The Conquerors of Rysy Club is a meeting place of the mountain lovers, enthusiasts of climbing, lovers of Tatra trails. The Conquerors of Rysy Club is also a meeting place for the friends of the Hotel.
Everybody knows the tune of the song ”Góralu czy ci nie żal” (”Highlander, don’t you feel sad”), but it is worth remembering that it is originally a poem titled ”Dla Chleba” (”For money”) by Michał Bałucki (1837 – 1901). At the end of 1863 he was put in the St. Michael prison in Cracow (now the Museum of Geology of the Polish Academy of Sciences on Senacka Street) for his participation in the national movement during the insurection. He was put in the middle cell, on the first floor, above the gate on the Wawel side. His fellow-prisoner was a highlander from Chochołów village who was caught by gendarmery near Michałowice on the Russian border when he attempted to join the insurgents. They say that this accidental meeting was an inspiration for one of the saddest poems which ”escaped the heart of Bałucki, tuned by highlander’s violins”. The poem was published on the front page of the 336st edition of ”Tygodnik Ilustrowany” on 3 March 1866, titled Dla chleba (For Money). Michał Bałucki visited Zakopane for the first time already in 1856 as a student and then he visited the town frequently, e.g. in 1857 and in 1859. He contributed remarkably to the popularity of Zakopane and the Tatras by publishing, in 1860-1870 and in the next years, a number of literary works on the subject of Podhale, Zakopane and the Tatra Mountains.

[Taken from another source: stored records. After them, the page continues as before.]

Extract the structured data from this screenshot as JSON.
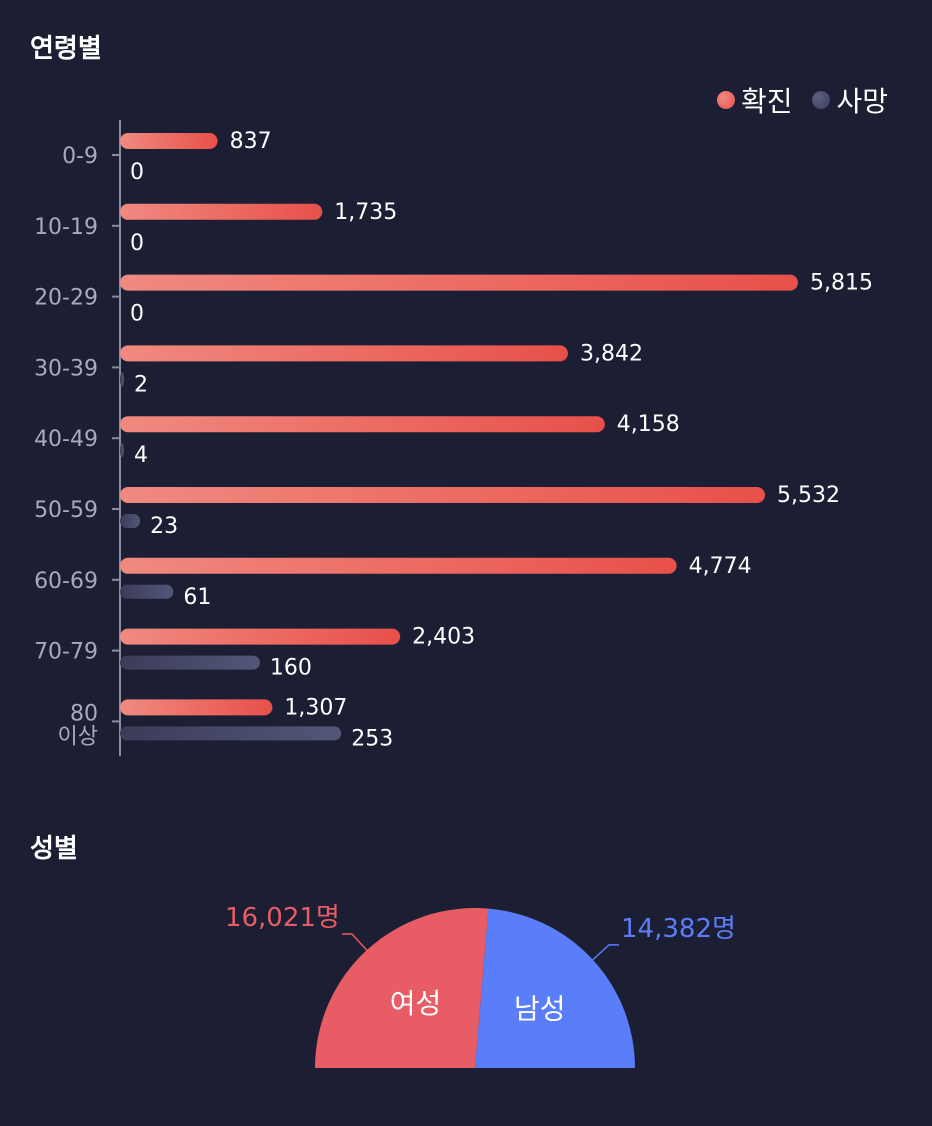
{
  "chart_data": [
    {
      "type": "bar",
      "orientation": "horizontal",
      "title": "연령별",
      "categories": [
        "0-9",
        "10-19",
        "20-29",
        "30-39",
        "40-49",
        "50-59",
        "60-69",
        "70-79",
        "80 이상"
      ],
      "series": [
        {
          "name": "확진",
          "values": [
            837,
            1735,
            5815,
            3842,
            4158,
            5532,
            4774,
            2403,
            1307
          ],
          "color": "#e8504a",
          "color_light": "#f08a80"
        },
        {
          "name": "사망",
          "values": [
            0,
            0,
            0,
            2,
            4,
            23,
            61,
            160,
            253
          ],
          "color": "#3a3c58",
          "color_light": "#545678"
        }
      ],
      "value_labels": {
        "확진": [
          "837",
          "1,735",
          "5,815",
          "3,842",
          "4,158",
          "5,532",
          "4,774",
          "2,403",
          "1,307"
        ],
        "사망": [
          "0",
          "0",
          "0",
          "2",
          "4",
          "23",
          "61",
          "160",
          "253"
        ]
      },
      "xlim": [
        0,
        5815
      ],
      "legend": "top-right",
      "grid": false
    },
    {
      "type": "pie",
      "variant": "semicircle",
      "title": "성별",
      "slices": [
        {
          "label": "여성",
          "value": 16021,
          "value_label": "16,021명",
          "color": "#e85c65"
        },
        {
          "label": "남성",
          "value": 14382,
          "value_label": "14,382명",
          "color": "#5a7dfa"
        }
      ]
    }
  ]
}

While the authorship of the text is undisputable, still it is difficult to determine who was the composer. According to one version the tune of the poem was composed by Władysław Żeleński, father of Tadeusz Boy – Żeleński.
Tadeusz Boy-Żeleński ( 1874-1941) French literature translator, essayist, critic, publicist and doctor. He climbed the Tatras already as a young man. In 1888-1892 he conquered Furkot and Staroleśna, which at that time was quite an achievement if you remember that in those days climbers used no ropes and wore casual shoes. Boy was the enthusiast of Tatras for his whole life. When he was already too weak for mountain excursions, he still wrote: ”For me the nature means just one: the Tatras and their accessories. To chore on smoke of the burning mountain pine, to let the mountain wind blow your whole body, to hear the bells on a mountain pasture …. Or maybe, just like many times before, I could spend the night in Roztoka and hike the Biała Woda, as far as Polski Grzebień, up the mountain …?”
During the meetings in the Conquerors of Rysy Club you will hear not only amazing stories, but also anecdotes and life adventures of known and interesting personae of Zakopane, we will recall the interwar period where Zakopane was the town of Ski-Dancing-Bridge. And we will not fail to wonder whether the life ”is divine” or ”will be divine.”
Let’s create history of Tatra Mountains and Zakopane together!